Honey Osrin

Personal information
- Nationality: British (English)
- Born: 24 February 2003 (age 23) South Africa

Sport
- Sport: Swimming
- Event: Backstroke
- University team: Loughborough
- Club: Loughborough

Medal record
Women's swimming
Representing United Kingdom
European U23 Championships
| Gold medal – first place | 2025 Samorin | 200 m backstroke |
European Junior Championships
| Silver medal – second place | 2019 Kazan | 200 m backstroke |
| Silver medal – second place | 2019 Kazan | 4x200 m freestyle |

= Honey Osrin =

British swimmer

Honey Osrin (born 24 February 2003, South Africa) is a British swimmer who competed in swimming at the 2024 Summer Olympics.

==Early life==
Osrin was born in South Africa, moving to Plymouth at the age of 13. She attended Plymouth College.

== Career ==
Osrin studied at Loughborough University.

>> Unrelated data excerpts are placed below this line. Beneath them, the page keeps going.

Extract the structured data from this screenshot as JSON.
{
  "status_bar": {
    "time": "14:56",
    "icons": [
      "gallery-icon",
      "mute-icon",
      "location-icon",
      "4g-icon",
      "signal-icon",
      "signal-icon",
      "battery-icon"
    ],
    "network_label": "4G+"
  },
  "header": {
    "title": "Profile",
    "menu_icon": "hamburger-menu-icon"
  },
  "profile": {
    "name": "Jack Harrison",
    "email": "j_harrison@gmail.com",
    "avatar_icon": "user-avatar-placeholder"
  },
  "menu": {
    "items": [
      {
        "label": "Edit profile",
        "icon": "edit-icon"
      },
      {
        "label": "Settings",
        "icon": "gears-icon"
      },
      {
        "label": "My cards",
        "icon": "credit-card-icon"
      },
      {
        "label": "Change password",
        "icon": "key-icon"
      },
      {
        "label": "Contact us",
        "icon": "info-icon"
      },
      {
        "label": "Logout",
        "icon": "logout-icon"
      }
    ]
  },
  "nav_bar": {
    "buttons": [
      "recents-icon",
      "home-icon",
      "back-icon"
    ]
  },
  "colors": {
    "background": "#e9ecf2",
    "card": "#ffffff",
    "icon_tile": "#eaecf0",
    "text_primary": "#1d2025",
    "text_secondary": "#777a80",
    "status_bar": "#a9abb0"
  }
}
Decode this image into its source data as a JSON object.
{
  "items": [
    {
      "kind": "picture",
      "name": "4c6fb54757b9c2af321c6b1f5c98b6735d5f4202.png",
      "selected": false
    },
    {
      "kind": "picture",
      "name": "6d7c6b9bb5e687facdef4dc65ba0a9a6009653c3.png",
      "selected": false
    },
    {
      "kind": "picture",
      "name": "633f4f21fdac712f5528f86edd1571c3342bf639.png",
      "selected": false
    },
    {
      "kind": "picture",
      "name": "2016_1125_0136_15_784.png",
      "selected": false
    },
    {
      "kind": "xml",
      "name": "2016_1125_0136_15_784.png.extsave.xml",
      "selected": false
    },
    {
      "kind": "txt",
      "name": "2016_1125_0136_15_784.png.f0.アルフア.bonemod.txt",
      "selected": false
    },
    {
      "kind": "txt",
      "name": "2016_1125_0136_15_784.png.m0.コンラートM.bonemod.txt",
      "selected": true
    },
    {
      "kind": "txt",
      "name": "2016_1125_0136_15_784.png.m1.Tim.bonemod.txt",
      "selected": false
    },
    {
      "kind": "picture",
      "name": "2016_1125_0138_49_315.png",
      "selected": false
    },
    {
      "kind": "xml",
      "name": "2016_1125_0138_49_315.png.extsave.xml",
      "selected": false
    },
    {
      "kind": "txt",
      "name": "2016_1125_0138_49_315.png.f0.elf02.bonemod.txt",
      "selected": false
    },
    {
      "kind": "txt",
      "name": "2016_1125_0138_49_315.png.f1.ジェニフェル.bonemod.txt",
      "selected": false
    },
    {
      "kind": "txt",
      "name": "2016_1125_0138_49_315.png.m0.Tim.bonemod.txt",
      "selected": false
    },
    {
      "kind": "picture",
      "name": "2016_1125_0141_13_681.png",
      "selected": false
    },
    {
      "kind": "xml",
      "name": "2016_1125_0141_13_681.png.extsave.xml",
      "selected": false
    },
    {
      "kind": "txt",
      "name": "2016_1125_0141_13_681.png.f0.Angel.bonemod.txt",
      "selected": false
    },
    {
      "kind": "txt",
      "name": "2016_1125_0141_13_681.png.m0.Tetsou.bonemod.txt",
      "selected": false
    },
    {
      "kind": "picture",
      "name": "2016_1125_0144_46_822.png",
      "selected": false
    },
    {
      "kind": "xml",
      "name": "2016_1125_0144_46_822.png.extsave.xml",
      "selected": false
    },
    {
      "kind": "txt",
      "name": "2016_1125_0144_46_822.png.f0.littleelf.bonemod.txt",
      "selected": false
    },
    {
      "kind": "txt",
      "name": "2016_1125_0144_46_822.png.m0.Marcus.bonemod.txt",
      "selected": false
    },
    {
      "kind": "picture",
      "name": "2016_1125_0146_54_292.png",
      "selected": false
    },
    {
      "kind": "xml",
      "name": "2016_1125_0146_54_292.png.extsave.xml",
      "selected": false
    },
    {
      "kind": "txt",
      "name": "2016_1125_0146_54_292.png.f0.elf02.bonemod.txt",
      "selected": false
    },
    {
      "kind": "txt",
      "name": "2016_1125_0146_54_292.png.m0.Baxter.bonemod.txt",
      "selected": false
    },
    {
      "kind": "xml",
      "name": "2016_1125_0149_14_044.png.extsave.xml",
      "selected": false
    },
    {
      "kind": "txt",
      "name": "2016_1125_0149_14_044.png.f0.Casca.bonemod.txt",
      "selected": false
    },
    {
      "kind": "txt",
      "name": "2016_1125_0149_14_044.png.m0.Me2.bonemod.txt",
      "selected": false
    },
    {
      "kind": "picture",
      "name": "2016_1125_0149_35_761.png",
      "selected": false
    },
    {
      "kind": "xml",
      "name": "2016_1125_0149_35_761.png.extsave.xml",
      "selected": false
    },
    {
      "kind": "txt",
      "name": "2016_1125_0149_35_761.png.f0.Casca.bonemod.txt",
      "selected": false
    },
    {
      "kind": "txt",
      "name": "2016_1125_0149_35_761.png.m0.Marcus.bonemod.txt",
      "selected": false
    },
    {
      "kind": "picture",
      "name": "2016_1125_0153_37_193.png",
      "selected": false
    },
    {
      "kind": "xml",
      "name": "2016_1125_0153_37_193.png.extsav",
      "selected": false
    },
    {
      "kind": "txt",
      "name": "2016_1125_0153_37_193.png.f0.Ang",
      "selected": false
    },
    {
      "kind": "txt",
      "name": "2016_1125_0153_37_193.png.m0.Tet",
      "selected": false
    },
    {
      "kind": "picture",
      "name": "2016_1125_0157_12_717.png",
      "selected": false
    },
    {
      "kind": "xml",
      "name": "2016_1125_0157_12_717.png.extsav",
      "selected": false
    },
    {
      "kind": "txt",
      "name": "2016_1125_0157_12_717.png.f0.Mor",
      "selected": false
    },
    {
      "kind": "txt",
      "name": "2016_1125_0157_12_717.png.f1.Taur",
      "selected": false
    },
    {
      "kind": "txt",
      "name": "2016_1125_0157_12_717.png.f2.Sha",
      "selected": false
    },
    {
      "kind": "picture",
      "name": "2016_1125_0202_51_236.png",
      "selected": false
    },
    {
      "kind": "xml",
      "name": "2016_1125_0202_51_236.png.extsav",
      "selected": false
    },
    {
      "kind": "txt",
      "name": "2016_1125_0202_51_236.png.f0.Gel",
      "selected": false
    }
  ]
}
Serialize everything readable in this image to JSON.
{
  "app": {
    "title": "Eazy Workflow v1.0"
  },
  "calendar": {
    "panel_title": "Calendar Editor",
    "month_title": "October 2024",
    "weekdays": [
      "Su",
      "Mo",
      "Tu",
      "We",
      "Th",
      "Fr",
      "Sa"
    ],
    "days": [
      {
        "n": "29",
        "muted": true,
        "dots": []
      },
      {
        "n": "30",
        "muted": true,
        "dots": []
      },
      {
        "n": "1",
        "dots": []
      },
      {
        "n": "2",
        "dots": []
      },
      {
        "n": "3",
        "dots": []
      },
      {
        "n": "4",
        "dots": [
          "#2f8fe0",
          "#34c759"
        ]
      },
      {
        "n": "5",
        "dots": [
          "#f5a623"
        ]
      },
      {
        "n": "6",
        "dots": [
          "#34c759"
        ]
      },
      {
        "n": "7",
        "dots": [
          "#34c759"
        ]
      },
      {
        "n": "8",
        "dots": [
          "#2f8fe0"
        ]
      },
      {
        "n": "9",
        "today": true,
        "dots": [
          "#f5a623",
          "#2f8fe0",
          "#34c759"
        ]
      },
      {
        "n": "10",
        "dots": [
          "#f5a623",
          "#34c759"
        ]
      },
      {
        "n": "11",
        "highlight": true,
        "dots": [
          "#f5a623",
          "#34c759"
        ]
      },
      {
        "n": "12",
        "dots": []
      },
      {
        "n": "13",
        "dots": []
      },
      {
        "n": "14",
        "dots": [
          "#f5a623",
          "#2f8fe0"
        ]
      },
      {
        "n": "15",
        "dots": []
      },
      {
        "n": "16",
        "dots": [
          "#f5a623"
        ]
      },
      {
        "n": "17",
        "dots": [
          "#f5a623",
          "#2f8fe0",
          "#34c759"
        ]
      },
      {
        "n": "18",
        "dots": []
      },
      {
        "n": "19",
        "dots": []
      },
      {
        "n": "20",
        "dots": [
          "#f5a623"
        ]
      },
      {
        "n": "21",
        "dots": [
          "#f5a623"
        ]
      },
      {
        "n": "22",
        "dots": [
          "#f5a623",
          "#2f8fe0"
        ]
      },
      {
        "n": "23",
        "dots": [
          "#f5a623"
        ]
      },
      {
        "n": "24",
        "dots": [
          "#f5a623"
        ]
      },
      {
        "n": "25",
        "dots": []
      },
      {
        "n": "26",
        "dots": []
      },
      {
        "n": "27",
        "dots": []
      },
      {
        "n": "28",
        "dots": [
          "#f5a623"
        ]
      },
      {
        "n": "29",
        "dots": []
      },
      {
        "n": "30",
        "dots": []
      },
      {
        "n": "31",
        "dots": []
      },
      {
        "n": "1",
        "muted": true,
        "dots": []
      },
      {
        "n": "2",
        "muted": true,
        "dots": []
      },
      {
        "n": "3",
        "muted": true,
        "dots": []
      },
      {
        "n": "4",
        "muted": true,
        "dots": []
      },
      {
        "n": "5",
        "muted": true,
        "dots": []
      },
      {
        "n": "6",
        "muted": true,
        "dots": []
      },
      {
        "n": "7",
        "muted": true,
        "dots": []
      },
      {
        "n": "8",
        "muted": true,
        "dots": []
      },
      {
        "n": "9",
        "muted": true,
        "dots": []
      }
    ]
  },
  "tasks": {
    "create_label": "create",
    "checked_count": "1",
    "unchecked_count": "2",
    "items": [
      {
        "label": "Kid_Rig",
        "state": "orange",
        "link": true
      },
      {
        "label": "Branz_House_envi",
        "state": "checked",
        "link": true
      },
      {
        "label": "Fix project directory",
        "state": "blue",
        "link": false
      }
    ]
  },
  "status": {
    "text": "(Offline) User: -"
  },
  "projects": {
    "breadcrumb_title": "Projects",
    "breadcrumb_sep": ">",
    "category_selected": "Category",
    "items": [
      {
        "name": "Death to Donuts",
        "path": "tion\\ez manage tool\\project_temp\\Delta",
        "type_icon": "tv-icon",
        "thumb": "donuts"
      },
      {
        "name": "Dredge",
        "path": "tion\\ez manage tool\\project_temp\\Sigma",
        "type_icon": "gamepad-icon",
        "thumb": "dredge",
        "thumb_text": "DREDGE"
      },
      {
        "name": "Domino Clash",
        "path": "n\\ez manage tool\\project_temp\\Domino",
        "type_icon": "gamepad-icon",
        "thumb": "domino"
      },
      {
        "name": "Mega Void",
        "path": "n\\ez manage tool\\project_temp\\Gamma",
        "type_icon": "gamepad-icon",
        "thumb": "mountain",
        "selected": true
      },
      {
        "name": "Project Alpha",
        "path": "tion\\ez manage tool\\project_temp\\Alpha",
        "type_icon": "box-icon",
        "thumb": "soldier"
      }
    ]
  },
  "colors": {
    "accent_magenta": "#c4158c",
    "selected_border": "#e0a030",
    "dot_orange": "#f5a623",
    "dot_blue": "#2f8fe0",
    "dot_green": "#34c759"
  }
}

In 2024, she won the 200 metres backstroke title at the 2024 Aquatics GB Swimming Championships and after setting a time of 2.08.37 she qualified for the British team for the 2024 Summer Olympics. She qualified for the backstroke final with the third fastest time, and finished fifth in the final itself.

In 2025, Osirin finished third behind Katie Shanahan in the 200 metres backstroke at the 2025 Aquatics GB Swimming Championships, missing out on a place for the 2025 World Aquatics Championships in Singapore.